Darcy sintió que los ojos se le llenaban de lágrimas.
—Sí, lo era.
Él captó la emoción que empañaba su voz.
—Esto debe ser terriblemente duro para usted. ¿Puedo invitarla a cenar alguna de estas noches? Hablar de ello puede servirle de ayuda.
—Me gustaría mucho.
—¿Mañana?
Darcy hizo un breve repaso mental de sus compromisos. Tenía una cita con Len a las seis.
—¿Le va bien a las ocho?
—Perfecto. Haré una reserva en «Le Cirque». Por cierto, ¿cómo la reconoceré?
—Cabello castaño, no muy largo, un metro setenta. Llevaré un vestido azul de lana, con el cuello blanco.
—Yo seré el tipo más normal y corriente del lugar. La estaré esperando en el bar.
Darcy colgó el receptor, sintiéndose algo reconfortada. Al menos podré dar alguna utilidad a los modelitos de «Rodeo Drive», pensó, y al hacerlo cayó en la cuenta de que estaba anotando mentalmente que debía llamar a Erin para contárselo.
*****
La sopa, medianamente apetitosa cuando estaba bien caliente, se convirtió en un espeso mejunje con trocitos de verdura nadando sobre caldo de tomate, mientras Darcy contemplaba la pantalla. La fotografía de la joven de diecinueve años, muerta, con una gastada zapatilla «Nike» en un pie, y un zapato de raso negro con lentejuelas en el otro, era una visión horrible. ¿Tendría Erin ese mismo aspecto cuando la encontraron? Las manos cruzadas sobre la cintura, las puntas de los zapatos desparejados señalando hacia arriba. ¿Qué clase de mente retorcida podía ver esa imagen y desear repetirla? El programa se cerraba con una referencia a la sospecha de que el asesino de Erin Kelley podía haberse inspirado en este antiguo crimen.

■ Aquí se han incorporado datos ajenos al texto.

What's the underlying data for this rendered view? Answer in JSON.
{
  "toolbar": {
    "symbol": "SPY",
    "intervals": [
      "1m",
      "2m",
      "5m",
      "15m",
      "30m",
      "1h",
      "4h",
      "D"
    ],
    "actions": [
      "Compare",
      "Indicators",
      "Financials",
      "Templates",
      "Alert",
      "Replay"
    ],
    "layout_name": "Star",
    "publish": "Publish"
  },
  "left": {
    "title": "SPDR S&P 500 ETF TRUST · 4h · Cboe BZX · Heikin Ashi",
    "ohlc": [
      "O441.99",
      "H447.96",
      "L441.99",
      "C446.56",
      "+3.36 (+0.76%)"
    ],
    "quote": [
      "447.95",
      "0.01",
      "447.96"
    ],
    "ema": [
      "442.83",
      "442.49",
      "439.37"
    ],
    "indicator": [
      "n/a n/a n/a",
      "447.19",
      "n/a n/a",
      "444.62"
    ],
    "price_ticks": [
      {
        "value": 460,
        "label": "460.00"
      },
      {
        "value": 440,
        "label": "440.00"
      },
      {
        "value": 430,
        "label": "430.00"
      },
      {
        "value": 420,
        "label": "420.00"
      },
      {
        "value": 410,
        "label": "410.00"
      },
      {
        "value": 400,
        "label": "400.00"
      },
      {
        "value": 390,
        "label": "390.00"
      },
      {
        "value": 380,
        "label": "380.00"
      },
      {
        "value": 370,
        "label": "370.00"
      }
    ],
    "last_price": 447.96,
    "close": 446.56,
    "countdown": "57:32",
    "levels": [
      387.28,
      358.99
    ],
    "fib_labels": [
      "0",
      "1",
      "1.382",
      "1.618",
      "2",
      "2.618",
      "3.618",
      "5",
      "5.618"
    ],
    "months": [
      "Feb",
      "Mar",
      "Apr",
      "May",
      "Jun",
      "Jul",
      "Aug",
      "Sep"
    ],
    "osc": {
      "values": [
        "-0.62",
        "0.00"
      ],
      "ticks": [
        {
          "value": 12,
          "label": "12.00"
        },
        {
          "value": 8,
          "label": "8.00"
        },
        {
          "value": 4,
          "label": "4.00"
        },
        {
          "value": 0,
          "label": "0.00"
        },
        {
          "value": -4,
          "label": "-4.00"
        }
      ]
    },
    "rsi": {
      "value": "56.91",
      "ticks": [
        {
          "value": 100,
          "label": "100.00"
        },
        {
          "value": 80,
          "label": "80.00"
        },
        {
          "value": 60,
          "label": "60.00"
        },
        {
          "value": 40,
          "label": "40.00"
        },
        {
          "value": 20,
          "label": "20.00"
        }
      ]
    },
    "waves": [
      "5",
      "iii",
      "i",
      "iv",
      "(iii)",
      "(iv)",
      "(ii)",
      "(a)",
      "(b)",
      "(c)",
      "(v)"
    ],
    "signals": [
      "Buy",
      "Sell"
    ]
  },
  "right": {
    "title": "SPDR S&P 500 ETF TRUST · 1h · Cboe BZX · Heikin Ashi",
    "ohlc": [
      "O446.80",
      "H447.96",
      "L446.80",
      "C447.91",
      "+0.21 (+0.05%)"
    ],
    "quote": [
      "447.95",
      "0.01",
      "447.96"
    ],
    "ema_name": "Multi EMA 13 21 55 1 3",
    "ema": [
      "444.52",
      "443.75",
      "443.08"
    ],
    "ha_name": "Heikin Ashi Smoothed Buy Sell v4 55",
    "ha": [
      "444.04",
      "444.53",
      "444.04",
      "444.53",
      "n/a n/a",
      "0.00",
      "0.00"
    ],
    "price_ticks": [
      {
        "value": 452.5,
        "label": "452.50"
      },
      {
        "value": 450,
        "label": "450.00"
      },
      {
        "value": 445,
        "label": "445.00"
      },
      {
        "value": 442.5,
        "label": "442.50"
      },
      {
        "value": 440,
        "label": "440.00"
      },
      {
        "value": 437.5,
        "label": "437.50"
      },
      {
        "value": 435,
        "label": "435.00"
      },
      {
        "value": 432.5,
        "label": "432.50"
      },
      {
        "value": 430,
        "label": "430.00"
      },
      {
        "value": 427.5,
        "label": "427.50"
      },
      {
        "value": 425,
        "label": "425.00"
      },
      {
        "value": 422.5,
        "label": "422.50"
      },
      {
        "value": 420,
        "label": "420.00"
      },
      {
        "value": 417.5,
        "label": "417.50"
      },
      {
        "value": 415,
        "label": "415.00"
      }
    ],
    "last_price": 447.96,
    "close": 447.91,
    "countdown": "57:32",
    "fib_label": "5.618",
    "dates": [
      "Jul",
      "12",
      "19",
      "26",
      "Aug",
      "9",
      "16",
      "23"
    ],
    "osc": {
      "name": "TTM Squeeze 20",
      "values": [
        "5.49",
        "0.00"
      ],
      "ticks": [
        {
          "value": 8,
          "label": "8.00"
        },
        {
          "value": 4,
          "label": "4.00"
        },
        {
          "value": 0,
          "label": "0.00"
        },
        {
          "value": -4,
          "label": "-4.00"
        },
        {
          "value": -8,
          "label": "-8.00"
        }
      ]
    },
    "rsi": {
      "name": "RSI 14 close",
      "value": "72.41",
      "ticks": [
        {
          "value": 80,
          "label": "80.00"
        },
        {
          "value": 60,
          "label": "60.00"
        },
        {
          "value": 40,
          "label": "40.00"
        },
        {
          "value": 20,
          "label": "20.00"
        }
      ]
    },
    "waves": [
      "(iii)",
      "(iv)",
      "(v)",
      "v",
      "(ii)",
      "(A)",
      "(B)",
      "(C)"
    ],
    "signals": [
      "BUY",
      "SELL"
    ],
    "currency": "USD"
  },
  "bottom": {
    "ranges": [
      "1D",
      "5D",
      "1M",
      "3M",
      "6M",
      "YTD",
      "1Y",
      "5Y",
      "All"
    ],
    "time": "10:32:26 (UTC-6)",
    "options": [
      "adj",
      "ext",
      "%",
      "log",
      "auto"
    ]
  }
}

Cuando el programa terminó, apagó el televisor y escondió la cabeza entre las manos. Puede que el FBI tuviese razón, que el crimen fuese un plagio, que no fuese una coincidencia que, escasas semanas después de emitirse el programa, Erin muriese de la misma forma.
Pero ¿por qué Erin? Y el zapato de baile. ¿Sería de su número? Y si lo era. ¿Cómo pudo el asesino saberlo? Puede que esté loca, pensó. Puede que lo mejor sea olvidarlo todo y dejarlo en manos de gente que sabe lo que hace.
Sonó el teléfono. Estuvo tentada de no contestar, sintiéndose repentinamente demasiado cansada para hablar con nadie pero quizá se trataba de Billy. Había dado su número en el sanatorio por si se producía alguna emergencia. Levantó el auricular.
—Darcy.
—En persona. Bueno, ¡Por fin! He estado intentando dar contigo desde hace días. Soy el número 2721: Doug Fields.